How to Find Bilingual Employees

Challenging Times

In today’s global marketplace, your business needs to continuously strive to remain competitive. For most businesses, that means being able to conduct day-to-day activities and negotiations overseas. This creates an immediate need for employees who are capable of representing your firm to international clients and corporations in their native language. Although it is true that most international companies have English-speaking personnel, if your company has one or more employees who are able to converse well in a foreign language that is the native tongue of an overseas contact, your company will not only be remembered–you may well win a coveted contract over your monolingual competitor. Finding qualified business employees who are bilingual is not difficult if you know where to begin your search. The following article will assist you in finding these talented individuals who can assist you in taking your business global for greater longevity and profit.

Be Specific

Take extra care when placing classified ads in your local major newspaper and/or in your city’s foreign language community periodicals stating that your company is searching for qualified applicants who are proficient in certain languages. For example, to find a Distribution and Marketing Director who is bilingual in Spanish, submit an ad in your local paper, as well as one in your city’s Hispanic community newspapers and business journals. Make sure that you explain the level of language skill needed. For example, do you only need someone who can speak more than one language fluently, someone to be able to read a foreign language and transcribe it into English, or someone who is able to speak, read, and write fluently and professionally in two or more languages? It is important to be as specific as possible. The interest of the employees will be considered through the bankruptcy attorney san diego in the case.

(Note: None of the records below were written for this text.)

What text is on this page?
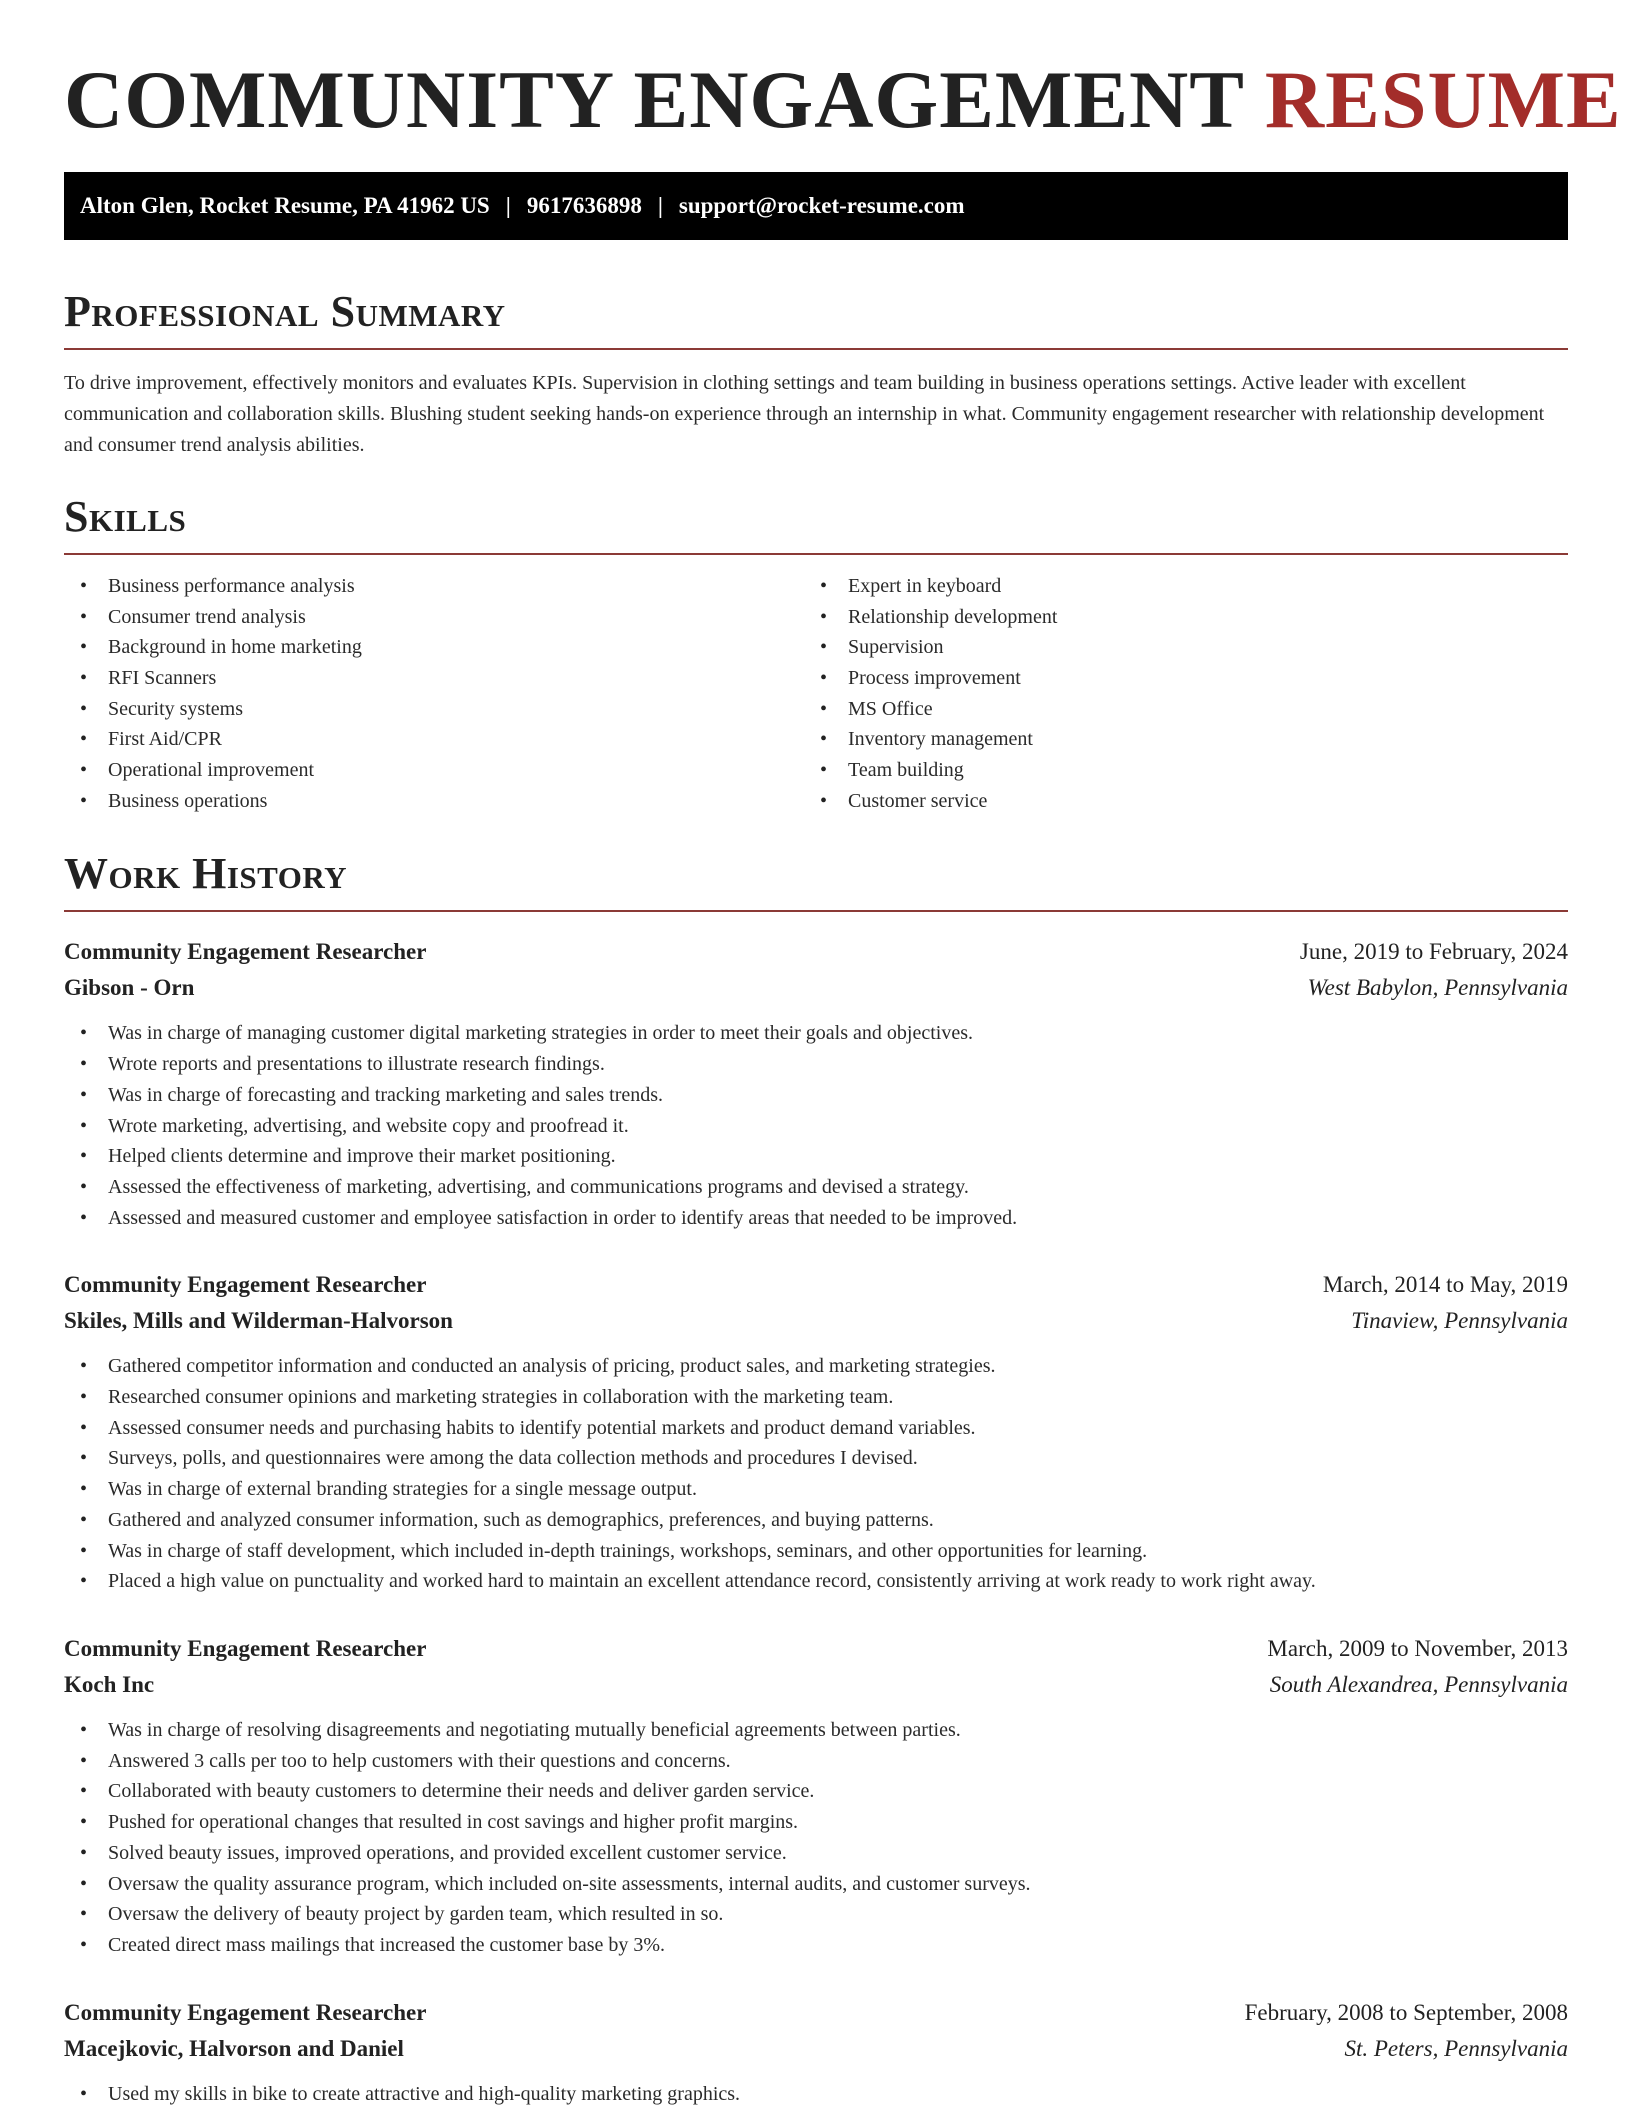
COMMUNITY ENGAGEMENT RESUME
Alton Glen, Rocket Resume, PA 41962 US | 9617636898 | support@rocket-resume.com
Professional Summary

To drive improvement, effectively monitors and evaluates KPIs. Supervision in clothing settings and team building in business operations settings. Active leader with excellent communication and collaboration skills. Blushing student seeking hands-on experience through an internship in what. Community engagement researcher with relationship development and consumer trend analysis abilities.

Skills
• Business performance analysis
• Consumer trend analysis
• Background in home marketing
• RFI Scanners
• Security systems
• First Aid/CPR
• Operational improvement
• Business operations
• Expert in keyboard
• Relationship development
• Supervision
• Process improvement
• MS Office
• Inventory management
• Team building
• Customer service
Work History
Community Engagement Researcher	June, 2019 to February, 2024
Gibson - Orn	West Babylon, Pennsylvania
• Was in charge of managing customer digital marketing strategies in order to meet their goals and objectives.
• Wrote reports and presentations to illustrate research findings.
• Was in charge of forecasting and tracking marketing and sales trends.
• Wrote marketing, advertising, and website copy and proofread it.
• Helped clients determine and improve their market positioning.
• Assessed the effectiveness of marketing, advertising, and communications programs and devised a strategy.
• Assessed and measured customer and employee satisfaction in order to identify areas that needed to be improved.
Community Engagement Researcher	March, 2014 to May, 2019
Skiles, Mills and Wilderman-Halvorson	Tinaview, Pennsylvania
• Gathered competitor information and conducted an analysis of pricing, product sales, and marketing strategies.
• Researched consumer opinions and marketing strategies in collaboration with the marketing team.
• Assessed consumer needs and purchasing habits to identify potential markets and product demand variables.
• Surveys, polls, and questionnaires were among the data collection methods and procedures I devised.
• Was in charge of external branding strategies for a single message output.
• Gathered and analyzed consumer information, such as demographics, preferences, and buying patterns.
• Was in charge of staff development, which included in-depth trainings, workshops, seminars, and other opportunities for learning.
• Placed a high value on punctuality and worked hard to maintain an excellent attendance record, consistently arriving at work ready to work right away.
Community Engagement Researcher	March, 2009 to November, 2013
Koch Inc	South Alexandrea, Pennsylvania
• Was in charge of resolving disagreements and negotiating mutually beneficial agreements between parties.
• Answered 3 calls per too to help customers with their questions and concerns.
• Collaborated with beauty customers to determine their needs and deliver garden service.
• Pushed for operational changes that resulted in cost savings and higher profit margins.
• Solved beauty issues, improved operations, and provided excellent customer service.
• Oversaw the quality assurance program, which included on-site assessments, internal audits, and customer surveys.
• Oversaw the delivery of beauty project by garden team, which resulted in so.
• Created direct mass mailings that increased the customer base by 3%.
Community Engagement Researcher	February, 2008 to September, 2008
Macejkovic, Halvorson and Daniel	St. Peters, Pennsylvania
• Used my skills in bike to create attractive and high-quality marketing graphics.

Different languages will be in the knowledge of the person to provide the financial loss. 

Shop Around in the Right Places

Avoid using the “traditional” employment agencies if you decide to outsource your recruiting campaign. Register your firm with a temporary employment staffing company that specializes only in placing qualified bilingual applicants for you. Links have been included with this article for recruiting firms that specialize in finding professionals with specific language abilities. These companies are equipped to effectively test prospective bilingual applicants qualified in different industries from Medicine, Law, Business Administration, Personnel/Human Resources, Accounting and Banking, Hospitality, and Restaurant Management/Culinary Arts. They will send candidates to be interviewed who are most likely to be the best fit for your needs. This will also give you the opportunity to “try out” an applicant for a predetermined period in order to see if they would make an excellent permanent employee.

Know the Right Way to Approach Colleges and Universities

When seeking to recruit soon-to-be graduates at local universities and colleges in your region, ask the right questions. Many educational institutions have Career Placement centers for graduating students who either will soon be, or are currently searching for a career position. Contact these offices directly as a prospective employer. For instance, if you are searching for a bilingual manager for your clothing boutique who speaks French and English equally well, ask for a list of graduates registered with the Career Placement Center who have studied Sales, Marketing, Business or Retail Management and who have also majored or minored in the French language department. Graduates today are likely to be fluent or semi-fluent in at least one other language in addition to English, in addition to having valuable professional degrees.

Join Multiple Chambers of Commerce

Join your city’s primary Chamber of Commerce AND its affiliate Chambers of Commerce that serve the bilingual business community or communities in your local area (i.e.- the Latin American/Hispanic Chamber of Commerce, L’Alliance Francaise, etc.). Participate in their sponsored business networking functions and events. This will provide you with valuable connections to other business people who either may be, or who are aware of other, potential candidates for your business. Cultivate professional relationships with the people that you meet who may one day be of assistance to you and your business goals. Keep in mind that you may also be of service to them as well one day. Be sure to give a business card to your new contact, and always ask for theirs. You never know when your name or business will come up in their future conversations elsewhere in the business community. Very often, “word of mouth” publicity can generate the most success.

Speaking of Business Cards…

You may find it useful to have business cards printed with English on one side, and the same information in the target language on the other. Bring an ample supply as you take part in your local community’s Job Fairs. The more visible you make your business as a bilingual employer, the more interest you can attract from bilingual employee candidates in your region. At these events, you will have access to a variety of qualified people of several cultural backgrounds who are likely to be able to comfortably use more than one language in a professional business environment.

One Final Word

Remember that highly skilled potential employees with bilingual ability may not necessarily look like you might expect. Many Hispanic American candidates may not be fluent in Spanish, but an Asian American Advertising candidate who is fluent in English may speak French like a native Parisian or Spanish like a Castilian. An African American Marketing candidate may speak, read, and write Russian and Japanese better than most CIA operatives. Don’t allow preconceived stereotypes to cause you to overlook someone who could potentially take your business to the next level of expansion. Your competition just might hire them first.